CAPÍTULO 1: La vieja casona
Crecí en una pequeña localidad muy conservadora del estado de Alabama. La mayoría de las casas eran de estilo Cape Cod, abundaban los parques y plazas y la construcción más imponente del pueblo era, por supuesto, la iglesia.
Casi todos en la comunidad eran religiosos devotos y se esforzaban por mantener las costumbres, que los sectores más liberales del país, habían dejado atrás hace décadas.
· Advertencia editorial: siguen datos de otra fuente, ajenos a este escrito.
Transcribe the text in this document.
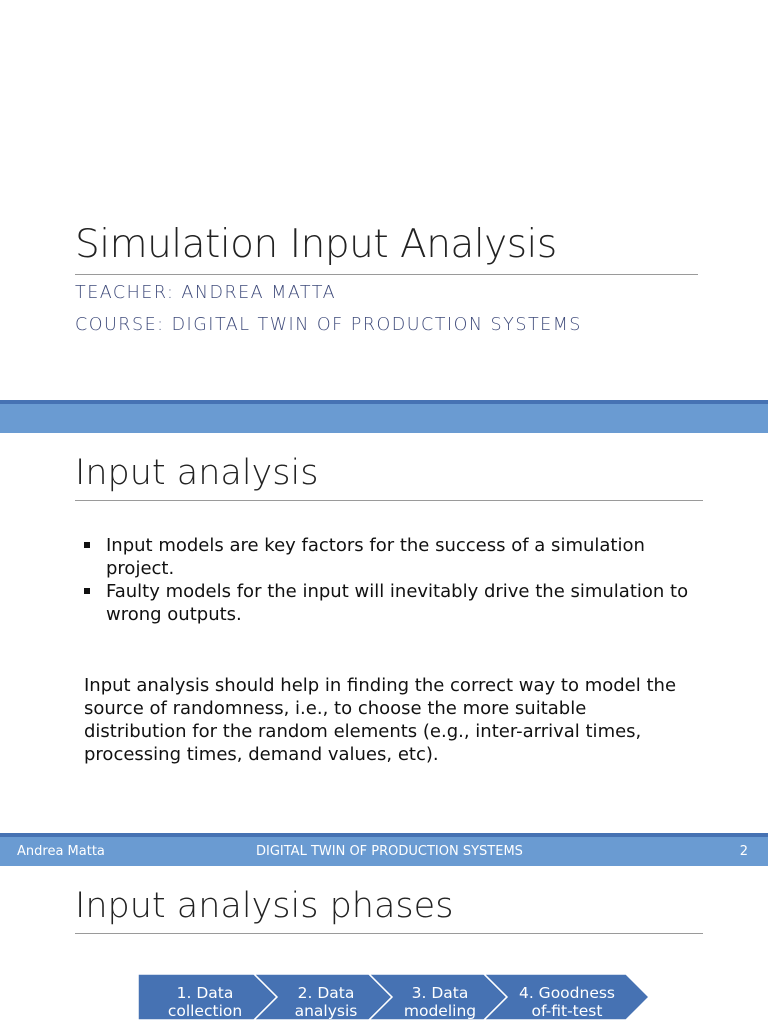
Simulation Input Analysis
TEACHER: ANDREA MATTA
COURSE: DIGITAL TWIN OF PRODUCTION SYSTEMS
Input analysis
Input models are key factors for the success of a simulation project.
Faulty models for the input will inevitably drive the simulation to wrong outputs.
Input analysis should help in finding the correct way to model the source of randomness, i.e., to choose the more suitable distribution for the random elements (e.g., inter-arrival times, processing times, demand values, etc).
Andrea Matta	DIGITAL TWIN OF PRODUCTION SYSTEMS	2
Input analysis phases
1. Data
collection
2. Data
analysis
3. Data
modeling
4. Goodness
of-fit-test
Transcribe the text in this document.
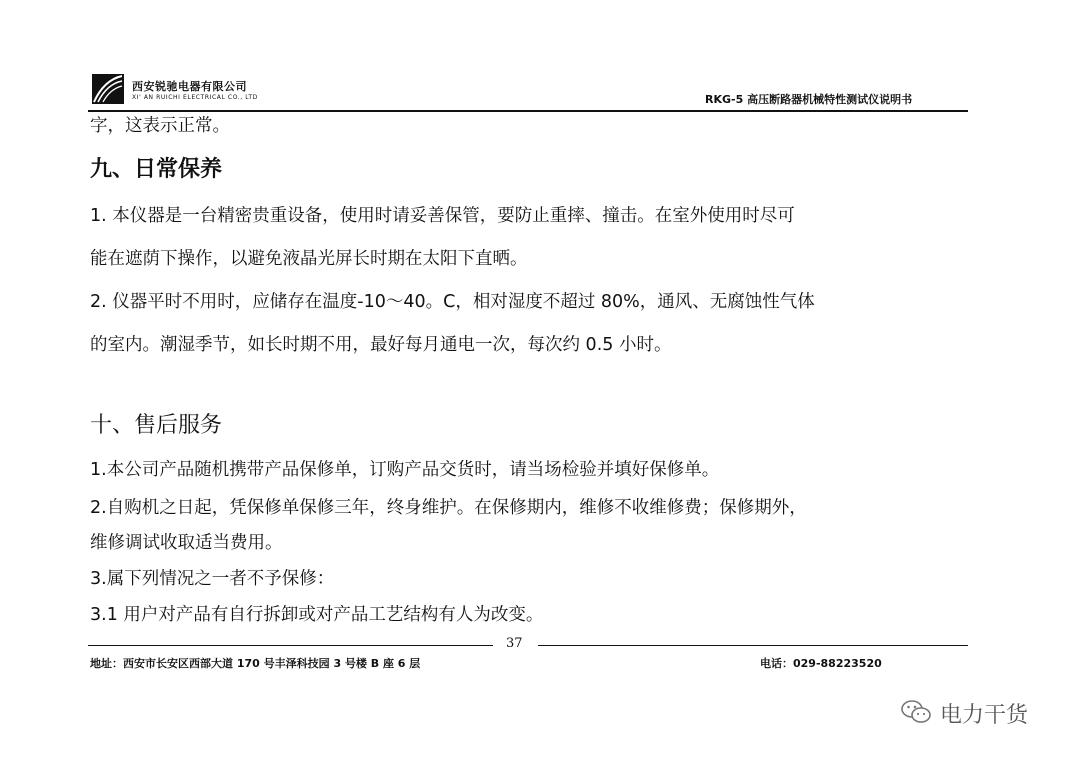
西安锐驰电器有限公司
XI' AN RUICHI ELECTRICAL CO., LTD	RKG-5 高压断路器机械特性测试仪说明书
字，这表示正常。
九、日常保养
1. 本仪器是一台精密贵重设备，使用时请妥善保管，要防止重摔、撞击。在室外使用时尽可
能在遮荫下操作，以避免液晶光屏长时期在太阳下直晒。
2. 仪器平时不用时，应储存在温度-10～40。C，相对湿度不超过 80%，通风、无腐蚀性气体
的室内。潮湿季节，如长时期不用，最好每月通电一次，每次约 0.5 小时。
十、售后服务
1.本公司产品随机携带产品保修单，订购产品交货时，请当场检验并填好保修单。
2.自购机之日起，凭保修单保修三年，终身维护。在保修期内，维修不收维修费；保修期外，
维修调试收取适当费用。
3.属下列情况之一者不予保修：
3.1 用户对产品有自行拆卸或对产品工艺结构有人为改变。
37
地址：西安市长安区西部大道 170 号丰泽科技园 3 号楼 B 座 6 层	电话：029-88223520
电力干货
Mientras que en otros lugares, los jóvenes de nuestra edad ya habían comenzado a salir, beber y experimentar su sexualidad, nosotros teníamos prohibido ir a fiestas, beber alcohol y, por supuesto, tener relaciones antes del matrimonio. Pero la mayoría de los chicos y chicas del pueblo odiaba estas reglas, y el año en que mis amigos y yo cumplimos dieciocho, nos las arreglamos para romperlas.
* * *
Esa primavera, luego de graduarnos de la preparatoria, armamos un supuesto grupo de estudio para prepararnos para los exámenes de ingreso a la Universidad, y solicitamos poder reunirnos en uno de los salones multiusos de la escuela –estratégicamente, uno con entrada independiente que nadie frecuentaba durante las vacaciones–. La versión oficial era que estudiaríamos allí los miércoles y viernes, de 4 a 7 pm. Pero en realidad, dejaríamos la sala multiuso a las 5 pm, para ir en secreto a una vieja casona a las afueras del pueblo. Se trataba de una antigua hostería que había cerrado sus puertas en los ‘80 y estaba completamente abandonada desde entonces.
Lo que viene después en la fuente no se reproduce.